Amitié
et partage vont de pair, au risque de conséquences inattendues. Barbara s’en
amuse dans cette chanson Cliquez ici gentiment polissonne
et écrite en 1897 par Fragson, dont elle évoque au passage la fin dramatique.
*Marthe et Mathilde, de Pascale
Hugues
Editions 84 – 2011
Marthe est française, Mathilde est allemande, toutes deux
sont nées en 1902 à Colmar. L’auteure - leur petite-fille - retrace l’histoire
compliquée de sa famille, indissociable de l’Histoire de l’Alsace.
L’Alsace,
écartelée entre deux cultures, allemande en 1870 puis de nouveau française en
1918 et en 1945. L’amitié indéfectible entre deux femmes, l'une française et l'autre allemande. Deux guerres ont
tenté de les diviser, mais leur
amitié a survécu à tout. Tantôt vainqueur,
tantôt vaincue, elles ont montré à tous, par leur attachement indéfectible, qu'une paix
franco-allemande était possible.
Devenue journaliste, leur petite-fille raconte le récit exceptionnel d'une amitié au long
cours, qui nous plonge dans l'histoire
de l'Alsace et des grandes déchirures du XXe siècle.
Passé les premières pages, le récit dévoile
tout un pan d’une histoire édifiante et méconnue, ballotée entre la France et
l’Allemagne. Qui sait encore qui étaient les "malgré-nous"?... J’ai vraiment beaucoup aimé – GA
Je suis moi aussi tombée sous le charme de cet
étonnant récit biographique, qui m’a fait découvrir les soubresauts d’une
Alsace dont je ne connaissais pratiquement rien – SV
*Les braises, de Sándor Márai
Ed. Le livre de Poche – 2003
Un
livre sur l’amitié et la trahison. Dans
un château de la campagne hongroise, Henri, un général de l'armée impériale à
la retraite, attend la venue de Conrad, son ami de jeunesse et condisciple de
l'école militaire. Cela fait 41 ans exactement qu'ils se sont perdus de vue, depuis
cette partie de chasse au cours de laquelle Conrad a pointé son fusil vers
Henri, avant de disparaître, sans aucune explication. Pourquoi ce geste?
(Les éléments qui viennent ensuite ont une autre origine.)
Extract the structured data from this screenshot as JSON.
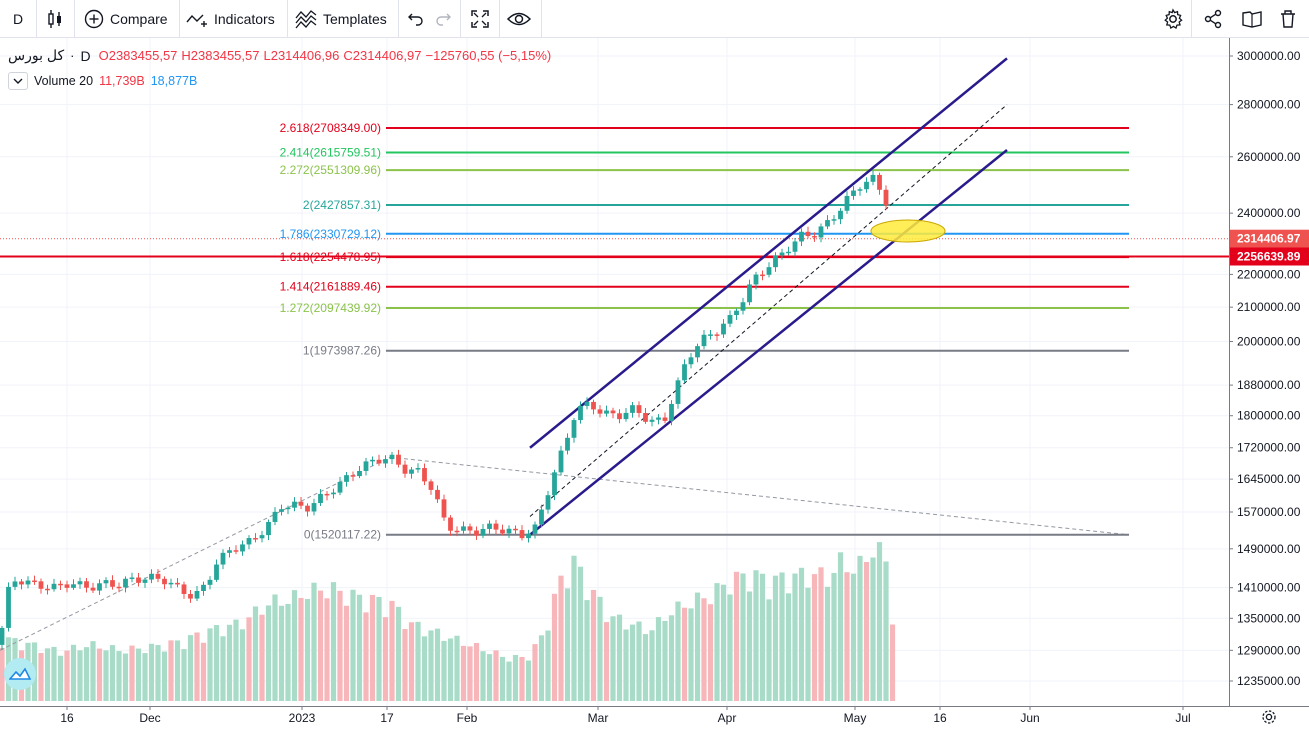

Pourquoi ce long silence? Pourquoi la femme d'Henri, impliquée dans l'affaire,
a-t-elle toujours refusé de parler ?
Les
braises d’un feu qui va s’éteindre… Une réflexion profonde sur l’amitié,
plombée par le poids des origines sociales, le tout sur fond de monarchie
austro-hongroise déliquescente.
Le récit léger se fait plus en plus grave, l’un
parle, amer, l’autre se tait, chaque nouvelle révélation survient au moment où une
réconciliation semble possible… Un récit dans la veine d’un Stefan Zweig. L’auteur
est une découverte – GA
Au-delà de l’indéniable parenté avec Zweig, j’ai
été frappée par les nombreuses réflexions philosophiques qui sous-tendent l’intrigue.
On a le sentiment que la rencontre des deux principaux personnages sera le
point d’orgue de leur vie : après, ils peuvent mourir – CP
*Mémé
dans les orties, d’Aurélie Valognes
Ed. Le livre de poche – 2016
Ferdinand Brun, 83 ans, solitaire, bougon, acariâtre – certains
diraient : seul, aigri, méchant –, s'ennuie à ne pas mourir. Son unique
passe-temps ? Éviter une armada de voisines aux cheveux couleur pêche, lavande
ou abricot. Son plus grand plaisir ? Rendre chèvre la concierge, Mme Suarez,
qui joue les petits chefs dans la résidence. Mais lorsque sa chienne prend la
poudre d'escampette, le vieil homme perd définitivement goût à la vie ...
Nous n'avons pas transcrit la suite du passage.